Loly melihat sekeliling, ada banyak cctv di ruangan ini.


" Aku tidak bisa berbuat apa-apa?" bisik hati Loly


" Aku sangat mencintai Nathan, tapi dia selalu mencintaimu dari dulu hingga Kini tidak pernah berubah "


"Nisa mungkin kamu tidak tahu diriku tapi aku selalu mengikuti dirimu dan Nathan, bahkan aku menyusul Nathan pindah ke luar negeri "


" Semua yang aku lakukan sia - sia, namun aku tetap bertahan, Nisa kamu sangat beruntung"


Loly menumpahkan isi hatinya kepada Nisa yang masih tertidur dengan suara perlahan agar tidak terdengar oleh kamera dalam ruangan.


" Bagaimana jika aku menggantikan cairan ini dengan racun tulang?" pikiran jahat dalam otak Loly


Ia memiliki keahlian hampir sama dengan Nathan Karena Loly sering menjadi asisten Nathan ketika berada di dalam laboratorium peracik Obat, dan ketika Nathan melakukan penelitian.


Loly sering melihat obat - obat yang telah Nathan buat sesuai dengan Permintaan pelanggan.


Loly pernah mencuri resep racun tulang, apabila diberikan pada pasien akan menyebabkan kelumpuhan total dan menghancurkan tulang dari dalam hingga tubuh manusia membusuk dengan sendirinya dalam waktu satu Minggu.

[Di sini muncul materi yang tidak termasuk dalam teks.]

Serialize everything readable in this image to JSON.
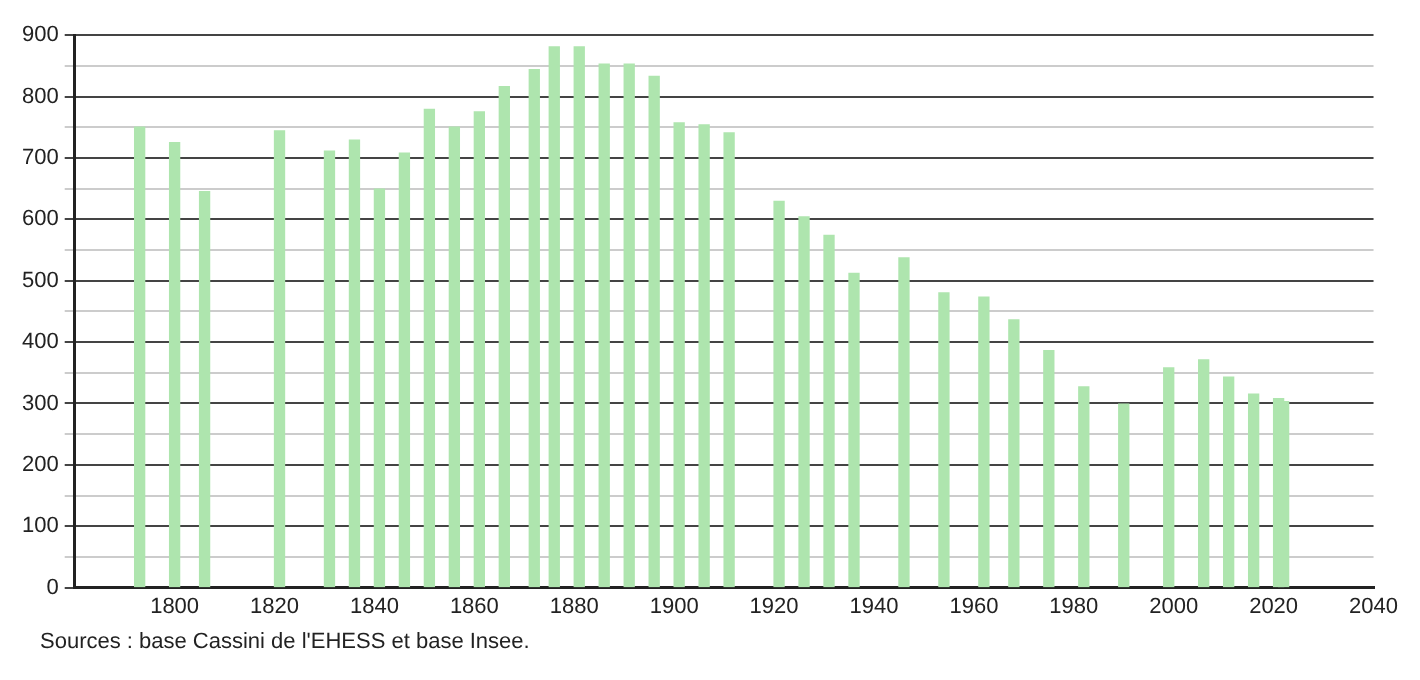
{
  "chart_data": {
    "type": "bar",
    "x": [
      1793,
      1800,
      1806,
      1821,
      1831,
      1836,
      1841,
      1846,
      1851,
      1856,
      1861,
      1866,
      1872,
      1876,
      1881,
      1886,
      1891,
      1896,
      1901,
      1906,
      1911,
      1921,
      1926,
      1931,
      1936,
      1946,
      1954,
      1962,
      1968,
      1975,
      1982,
      1990,
      1999,
      2006,
      2011,
      2016,
      2021,
      2022
    ],
    "values": [
      750,
      725,
      645,
      744,
      711,
      729,
      649,
      708,
      779,
      750,
      775,
      816,
      844,
      881,
      881,
      853,
      853,
      833,
      757,
      754,
      741,
      629,
      604,
      574,
      512,
      537,
      480,
      473,
      436,
      386,
      327,
      299,
      358,
      371,
      343,
      315,
      308,
      303
    ],
    "color": "#aee5ae",
    "xlim": [
      1780,
      2040
    ],
    "xticks": [
      1800,
      1820,
      1840,
      1860,
      1880,
      1900,
      1920,
      1940,
      1960,
      1980,
      2000,
      2020,
      2040
    ],
    "ylim": [
      0,
      900
    ],
    "yticks": [
      0,
      {
        "value": 50,
        "label": null
      },
      100,
      {
        "value": 150,
        "label": null
      },
      200,
      {
        "value": 250,
        "label": null
      },
      300,
      {
        "value": 350,
        "label": null
      },
      400,
      {
        "value": 450,
        "label": null
      },
      500,
      {
        "value": 550,
        "label": null
      },
      600,
      {
        "value": 650,
        "label": null
      },
      700,
      {
        "value": 750,
        "label": null
      },
      800,
      {
        "value": 850,
        "label": null
      },
      900
    ],
    "grid": "y",
    "legend": false,
    "annotations": [
      "Sources : base Cassini de l'EHESS et base Insee."
    ]
  }
}
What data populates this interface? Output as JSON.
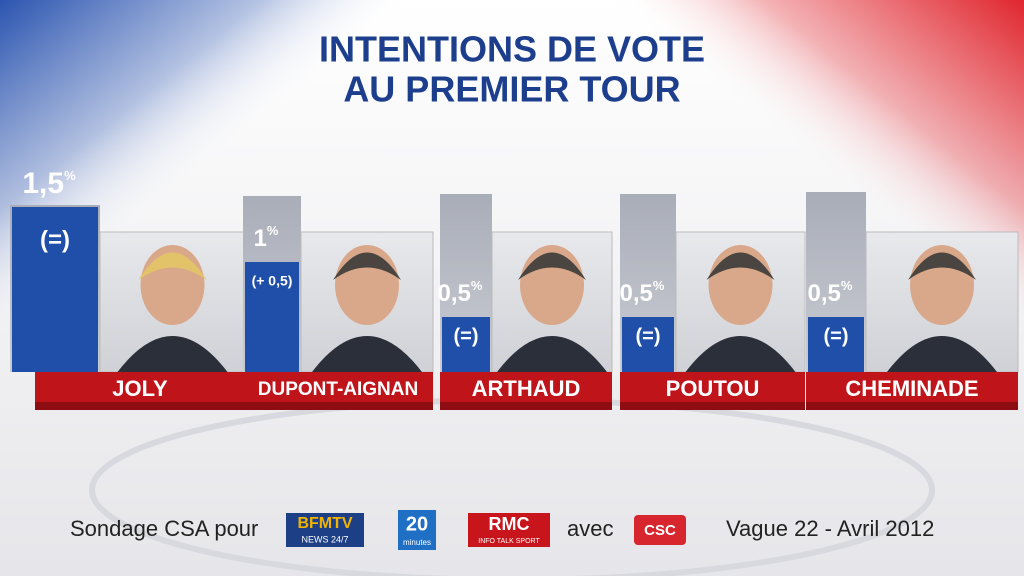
{
  "chart_data": {
    "type": "bar",
    "title": [
      "INTENTIONS DE VOTE",
      "AU PREMIER TOUR"
    ],
    "categories": [
      "JOLY",
      "DUPONT-AIGNAN",
      "ARTHAUD",
      "POUTOU",
      "CHEMINADE"
    ],
    "values": [
      1.5,
      1,
      0.5,
      0.5,
      0.5
    ],
    "value_labels": [
      "1,5",
      "1",
      "0,5",
      "0,5",
      "0,5"
    ],
    "unit": "%",
    "changes": [
      "(=)",
      "(+ 0,5)",
      "(=)",
      "(=)",
      "(=)"
    ],
    "color": "#1f4fa8",
    "plate_color": "#c0141b",
    "footer": {
      "source": "Sondage CSA pour",
      "logos": [
        "BFMTV",
        "NEWS 24/7",
        "20",
        "minutes",
        "RMC",
        "INFO TALK SPORT",
        "CSC"
      ],
      "with": "avec",
      "wave": "Vague 22 - Avril 2012"
    }
  }
}
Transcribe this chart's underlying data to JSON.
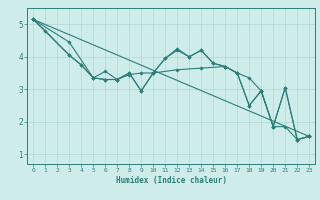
{
  "xlabel": "Humidex (Indice chaleur)",
  "bg_color": "#ceecea",
  "line_color": "#2d7d78",
  "grid_color": "#b0d8d4",
  "xlim": [
    -0.5,
    23.5
  ],
  "ylim": [
    0.7,
    5.5
  ],
  "xticks": [
    0,
    1,
    2,
    3,
    4,
    5,
    6,
    7,
    8,
    9,
    10,
    11,
    12,
    13,
    14,
    15,
    16,
    17,
    18,
    19,
    20,
    21,
    22,
    23
  ],
  "yticks": [
    1,
    2,
    3,
    4,
    5
  ],
  "series": [
    {
      "x": [
        0,
        1,
        3,
        4,
        5,
        6,
        7,
        8,
        9,
        10,
        11,
        12,
        13,
        14,
        15,
        16,
        17,
        18,
        19,
        20,
        21,
        22,
        23
      ],
      "y": [
        5.15,
        4.8,
        4.05,
        3.75,
        3.35,
        3.3,
        3.3,
        3.5,
        2.95,
        3.5,
        3.95,
        4.2,
        4.0,
        4.2,
        3.8,
        3.7,
        3.5,
        2.5,
        2.95,
        1.85,
        1.85,
        1.45,
        1.55
      ]
    },
    {
      "x": [
        0,
        3,
        5,
        6,
        7,
        8,
        9,
        10,
        12,
        14,
        16,
        17,
        18,
        19,
        20,
        21,
        22,
        23
      ],
      "y": [
        5.15,
        4.45,
        3.35,
        3.55,
        3.3,
        3.45,
        3.5,
        3.5,
        3.6,
        3.65,
        3.7,
        3.5,
        3.35,
        2.95,
        1.85,
        3.05,
        1.45,
        1.55
      ]
    },
    {
      "x": [
        0,
        3,
        4,
        5,
        6,
        7,
        8,
        9,
        10,
        11,
        12,
        13,
        14,
        15,
        16,
        17,
        18,
        19,
        20,
        21,
        22,
        23
      ],
      "y": [
        5.15,
        4.05,
        3.75,
        3.35,
        3.3,
        3.3,
        3.5,
        2.95,
        3.5,
        3.95,
        4.25,
        4.0,
        4.2,
        3.8,
        3.7,
        3.5,
        2.5,
        2.95,
        1.85,
        3.05,
        1.45,
        1.55
      ]
    },
    {
      "x": [
        0,
        23
      ],
      "y": [
        5.15,
        1.55
      ]
    }
  ]
}
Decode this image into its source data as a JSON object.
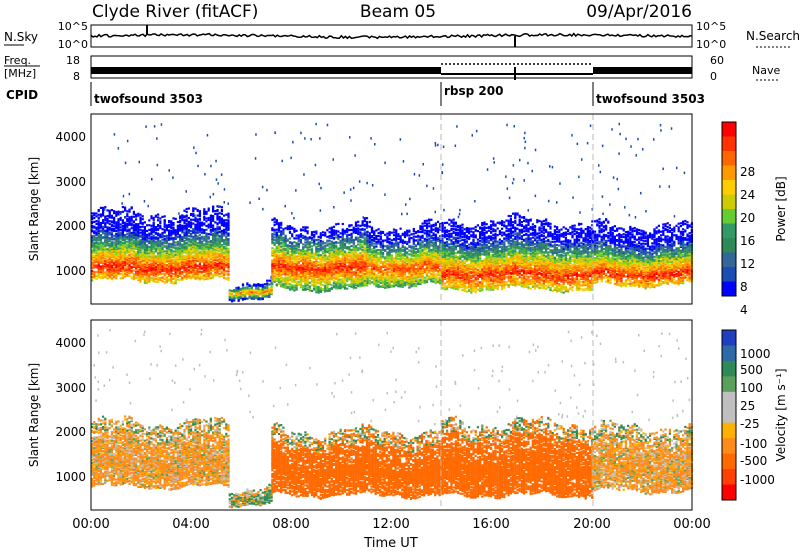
{
  "header": {
    "station": "Clyde River (fitACF)",
    "beam": "Beam 05",
    "date": "09/Apr/2016"
  },
  "noise_panel": {
    "left_label": "N.Sky",
    "right_label": "N.Search",
    "y_ticks": [
      "10^5",
      "10^0"
    ]
  },
  "freq_panel": {
    "left_label_top": "Freq.",
    "left_label_bottom": "[MHz]",
    "left_ticks": [
      "18",
      "8"
    ],
    "right_label": "Nave",
    "right_ticks": [
      "60",
      "0"
    ]
  },
  "cpid_panel": {
    "label": "CPID",
    "segments": [
      {
        "name": "twofsound 3503",
        "start_hour": 0,
        "end_hour": 14
      },
      {
        "name": "rbsp 200",
        "start_hour": 14,
        "end_hour": 20
      },
      {
        "name": "twofsound 3503",
        "start_hour": 20,
        "end_hour": 24
      }
    ]
  },
  "power_panel": {
    "ylabel": "Slant Range [km]",
    "y_ticks": [
      "4000",
      "3000",
      "2000",
      "1000"
    ],
    "colorbar_label": "Power [dB]",
    "colorbar_ticks": [
      "28",
      "24",
      "20",
      "16",
      "12",
      "8",
      "4"
    ],
    "colorbar_colors": [
      "#ff0000",
      "#ff3300",
      "#ff6600",
      "#ff9900",
      "#ffcc00",
      "#cccc00",
      "#66cc33",
      "#339966",
      "#2e8b57",
      "#336699",
      "#1a4db3",
      "#0000ff"
    ]
  },
  "velocity_panel": {
    "ylabel": "Slant Range [km]",
    "y_ticks": [
      "4000",
      "3000",
      "2000",
      "1000"
    ],
    "colorbar_label": "Velocity [m s⁻¹]",
    "colorbar_ticks": [
      "1000",
      "500",
      "100",
      "25",
      "-25",
      "-100",
      "-500",
      "-1000"
    ],
    "colorbar_colors": [
      "#1f3fbf",
      "#2e6aa8",
      "#2e8b57",
      "#5aa05a",
      "#bfbfbf",
      "#bfbfbf",
      "#ffb000",
      "#ff8c1a",
      "#ff6a00",
      "#ff4000",
      "#ff0000"
    ]
  },
  "xaxis": {
    "label": "Time UT",
    "ticks": [
      "00:00",
      "04:00",
      "08:00",
      "12:00",
      "16:00",
      "20:00",
      "00:00"
    ]
  },
  "chart_data": [
    {
      "type": "heatmap",
      "title": "Power",
      "xlabel": "Time UT",
      "ylabel": "Slant Range [km]",
      "xlim_hours": [
        0,
        24
      ],
      "ylim": [
        180,
        4600
      ],
      "colorbar": {
        "label": "Power [dB]",
        "range": [
          0,
          30
        ],
        "ticks": [
          4,
          8,
          12,
          16,
          20,
          24,
          28
        ]
      },
      "bands": [
        {
          "t_start": 0.0,
          "t_end": 5.5,
          "r_low": 700,
          "r_high": 2300,
          "r_core": 1000,
          "peak_db": 28
        },
        {
          "t_start": 5.5,
          "t_end": 7.2,
          "r_low": 300,
          "r_high": 700,
          "r_core": 450,
          "peak_db": 24
        },
        {
          "t_start": 7.2,
          "t_end": 11.0,
          "r_low": 500,
          "r_high": 2000,
          "r_core": 1000,
          "peak_db": 28
        },
        {
          "t_start": 11.0,
          "t_end": 14.0,
          "r_low": 600,
          "r_high": 2000,
          "r_core": 1000,
          "peak_db": 26
        },
        {
          "t_start": 14.0,
          "t_end": 20.0,
          "r_low": 500,
          "r_high": 2100,
          "r_core": 850,
          "peak_db": 28
        },
        {
          "t_start": 20.0,
          "t_end": 24.0,
          "r_low": 600,
          "r_high": 2000,
          "r_core": 850,
          "peak_db": 28
        }
      ]
    },
    {
      "type": "heatmap",
      "title": "Velocity",
      "xlabel": "Time UT",
      "ylabel": "Slant Range [km]",
      "xlim_hours": [
        0,
        24
      ],
      "ylim": [
        180,
        4600
      ],
      "colorbar": {
        "label": "Velocity [m s⁻¹]",
        "range": [
          -1000,
          1000
        ],
        "ticks": [
          1000,
          500,
          100,
          25,
          -25,
          -100,
          -500,
          -1000
        ]
      },
      "bands": [
        {
          "t_start": 0.0,
          "t_end": 5.5,
          "r_low": 700,
          "r_high": 2200,
          "dominant_velocity": -100
        },
        {
          "t_start": 5.5,
          "t_end": 7.2,
          "r_low": 300,
          "r_high": 700,
          "dominant_velocity": 100
        },
        {
          "t_start": 7.2,
          "t_end": 14.0,
          "r_low": 500,
          "r_high": 2000,
          "dominant_velocity": -500
        },
        {
          "t_start": 14.0,
          "t_end": 20.0,
          "r_low": 500,
          "r_high": 2200,
          "dominant_velocity": -500
        },
        {
          "t_start": 20.0,
          "t_end": 24.0,
          "r_low": 600,
          "r_high": 2100,
          "dominant_velocity": -100
        }
      ]
    }
  ]
}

Penawar bisa bekerja jika suntikan sebelum 12 jam, jika sudah melewati waktu itu, tidak ada obat yang bisa menyembuhkan akibat dari racun tulang, hanya kematian yang menunggu.


Loly menyentuh sebuah jarum suntik berisi cairan berwarna kuning, racun tulang di dalam saku jas Putih miliknya.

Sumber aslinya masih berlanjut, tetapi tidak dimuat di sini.